Let me elaborate on the second choice. HTML 4.01 is a web standard. Anyone in the web standards group that always advocates XHTML over HTML on grounds that XHTML is better suited for use than HTML doesn’t understand what tools are for. HTML with a strict
DOCTYPE can be validated, written semantically, and obsessed over as much as XHTML. HTML just allows the web designer to make the choice (and good designers will obsess over their markup no matter what).
HTML and XHTML are tools to solve a problem. Just like a screwdriver won’t help when a hammer is needed, XHTML is no good when HTML is needed. I’ll be specific. On pages where free-form user input is allowed, the potential for non-designers (and designers, too, for that matter) to enter bad markup is huge. In a real XHTML page, the user could easily break a page, preventing rendering. When using HTML, the page may no longer validate, but it will still render. In instances such as these HTML is a better tool than XHTML.

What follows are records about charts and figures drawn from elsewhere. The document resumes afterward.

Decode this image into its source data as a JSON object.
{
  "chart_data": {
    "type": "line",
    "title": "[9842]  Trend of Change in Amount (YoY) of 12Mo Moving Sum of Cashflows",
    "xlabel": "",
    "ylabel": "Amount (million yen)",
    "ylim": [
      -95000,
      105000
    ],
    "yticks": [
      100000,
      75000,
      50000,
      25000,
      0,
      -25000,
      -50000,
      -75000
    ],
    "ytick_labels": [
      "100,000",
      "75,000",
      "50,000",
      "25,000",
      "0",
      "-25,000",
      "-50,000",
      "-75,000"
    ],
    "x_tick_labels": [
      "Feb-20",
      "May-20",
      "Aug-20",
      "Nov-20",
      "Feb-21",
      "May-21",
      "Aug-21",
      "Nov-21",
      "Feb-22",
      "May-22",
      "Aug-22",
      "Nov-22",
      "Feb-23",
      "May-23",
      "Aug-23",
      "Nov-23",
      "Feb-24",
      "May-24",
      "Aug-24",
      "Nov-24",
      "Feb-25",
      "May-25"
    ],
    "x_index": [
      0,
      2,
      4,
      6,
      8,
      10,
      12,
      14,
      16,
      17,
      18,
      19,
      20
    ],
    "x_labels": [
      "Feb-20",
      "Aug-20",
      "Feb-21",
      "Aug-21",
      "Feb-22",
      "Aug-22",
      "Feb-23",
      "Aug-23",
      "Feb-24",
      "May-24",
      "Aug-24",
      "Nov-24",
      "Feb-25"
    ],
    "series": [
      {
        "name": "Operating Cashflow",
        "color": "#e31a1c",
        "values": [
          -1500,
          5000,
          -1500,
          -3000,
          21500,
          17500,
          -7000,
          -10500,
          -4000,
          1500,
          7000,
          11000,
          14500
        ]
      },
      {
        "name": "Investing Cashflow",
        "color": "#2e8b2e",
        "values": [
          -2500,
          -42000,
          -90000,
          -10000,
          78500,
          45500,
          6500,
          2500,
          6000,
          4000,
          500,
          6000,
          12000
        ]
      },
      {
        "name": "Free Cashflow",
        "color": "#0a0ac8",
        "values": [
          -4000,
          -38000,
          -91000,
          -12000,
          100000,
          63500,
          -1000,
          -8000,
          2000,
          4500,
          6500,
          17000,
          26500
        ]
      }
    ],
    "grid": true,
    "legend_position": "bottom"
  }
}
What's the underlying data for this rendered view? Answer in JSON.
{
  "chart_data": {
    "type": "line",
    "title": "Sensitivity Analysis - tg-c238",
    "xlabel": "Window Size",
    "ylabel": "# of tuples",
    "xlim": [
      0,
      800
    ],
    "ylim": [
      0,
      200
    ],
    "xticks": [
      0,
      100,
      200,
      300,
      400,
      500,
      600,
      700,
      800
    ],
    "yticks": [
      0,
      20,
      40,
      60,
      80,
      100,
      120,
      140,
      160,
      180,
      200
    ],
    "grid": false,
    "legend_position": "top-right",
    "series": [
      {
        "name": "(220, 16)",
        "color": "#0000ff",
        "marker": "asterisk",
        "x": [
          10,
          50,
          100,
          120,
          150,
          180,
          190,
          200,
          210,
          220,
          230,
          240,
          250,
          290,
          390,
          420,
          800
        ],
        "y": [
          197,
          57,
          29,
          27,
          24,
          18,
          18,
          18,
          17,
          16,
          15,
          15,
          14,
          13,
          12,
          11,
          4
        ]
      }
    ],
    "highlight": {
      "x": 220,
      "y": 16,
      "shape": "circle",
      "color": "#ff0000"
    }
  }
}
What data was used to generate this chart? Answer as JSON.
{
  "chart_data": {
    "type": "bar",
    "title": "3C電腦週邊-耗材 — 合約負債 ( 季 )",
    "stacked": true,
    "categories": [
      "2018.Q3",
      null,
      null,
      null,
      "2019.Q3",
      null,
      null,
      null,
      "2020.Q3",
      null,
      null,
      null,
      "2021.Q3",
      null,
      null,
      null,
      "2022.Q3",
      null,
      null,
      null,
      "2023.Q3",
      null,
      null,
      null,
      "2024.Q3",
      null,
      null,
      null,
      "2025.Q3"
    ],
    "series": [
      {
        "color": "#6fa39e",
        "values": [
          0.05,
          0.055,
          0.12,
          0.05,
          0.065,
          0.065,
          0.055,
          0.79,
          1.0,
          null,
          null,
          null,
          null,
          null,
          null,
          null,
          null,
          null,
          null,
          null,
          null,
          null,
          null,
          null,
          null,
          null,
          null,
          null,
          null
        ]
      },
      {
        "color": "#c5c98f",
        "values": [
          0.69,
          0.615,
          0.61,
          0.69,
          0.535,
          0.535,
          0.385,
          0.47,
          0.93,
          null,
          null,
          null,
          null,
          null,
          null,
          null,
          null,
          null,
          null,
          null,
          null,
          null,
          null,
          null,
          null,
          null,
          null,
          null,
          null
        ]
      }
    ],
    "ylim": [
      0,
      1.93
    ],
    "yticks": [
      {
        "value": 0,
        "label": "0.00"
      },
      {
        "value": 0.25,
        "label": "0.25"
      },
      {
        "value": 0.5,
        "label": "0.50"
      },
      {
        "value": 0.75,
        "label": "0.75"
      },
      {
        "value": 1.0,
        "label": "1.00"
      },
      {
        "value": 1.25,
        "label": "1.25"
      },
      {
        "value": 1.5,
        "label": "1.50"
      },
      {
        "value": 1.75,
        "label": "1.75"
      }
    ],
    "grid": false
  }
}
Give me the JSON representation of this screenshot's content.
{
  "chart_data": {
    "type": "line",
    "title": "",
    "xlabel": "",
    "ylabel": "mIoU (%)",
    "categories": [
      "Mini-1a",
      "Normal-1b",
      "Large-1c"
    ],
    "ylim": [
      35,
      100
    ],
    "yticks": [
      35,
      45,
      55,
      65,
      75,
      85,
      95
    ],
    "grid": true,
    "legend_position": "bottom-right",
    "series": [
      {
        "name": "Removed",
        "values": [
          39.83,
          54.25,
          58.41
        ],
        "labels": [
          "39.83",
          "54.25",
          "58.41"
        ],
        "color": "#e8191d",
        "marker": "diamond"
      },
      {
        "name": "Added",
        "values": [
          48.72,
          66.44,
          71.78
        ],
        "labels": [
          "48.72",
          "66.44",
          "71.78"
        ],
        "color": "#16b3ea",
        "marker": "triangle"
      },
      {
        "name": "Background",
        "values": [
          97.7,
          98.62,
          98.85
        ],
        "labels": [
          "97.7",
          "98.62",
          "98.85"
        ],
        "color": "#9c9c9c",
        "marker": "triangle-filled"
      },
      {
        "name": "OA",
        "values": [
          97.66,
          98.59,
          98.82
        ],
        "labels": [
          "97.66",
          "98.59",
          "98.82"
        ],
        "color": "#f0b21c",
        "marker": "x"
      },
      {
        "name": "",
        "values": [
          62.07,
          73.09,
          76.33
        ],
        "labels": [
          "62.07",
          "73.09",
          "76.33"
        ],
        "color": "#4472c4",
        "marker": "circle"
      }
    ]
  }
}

Web applications, however, are a different story. System requirements can be specified as they are on traditional applications (e.g. a browser that supports XHTML can be required). This means that no hacks need to be used. Since web applications generally use form elements to display and edit data, concerns over user input are drastically reduced. Most of the time, discreet data is required rather than free-flow data that one might find on, say, a comments page. So, data can be more accurately validated. When that data is inserted into an XHTML page, it’s far less likely to break the page. On a syntactical level, XHTML meshes well with programming languages. That is, the code must live up to certain standards. XHTML would help tie the front end to the back end. XHTML is a perfect tool for web applications.
So, ignoring all the common arguments about the dangers of using XHTML, the ideology of XHTML is broken if the page works in Internet Explorer 7 or below. Advocating the use of a broken technology is hypocritical when well written HTML 4.01 with a strict
DOCTYPE is better suited for normal web usage. However, XHTML has a defined and useful place on the World Wide Web.
If you want another opinion, Maciej Stachowiak of Apple’s WebKit / Safari project weighs in with pretty much the same opinions I have.
Update: The Lachlan Hunt pointed out that I screwed up the XHTML MIME-type. I fixed the error.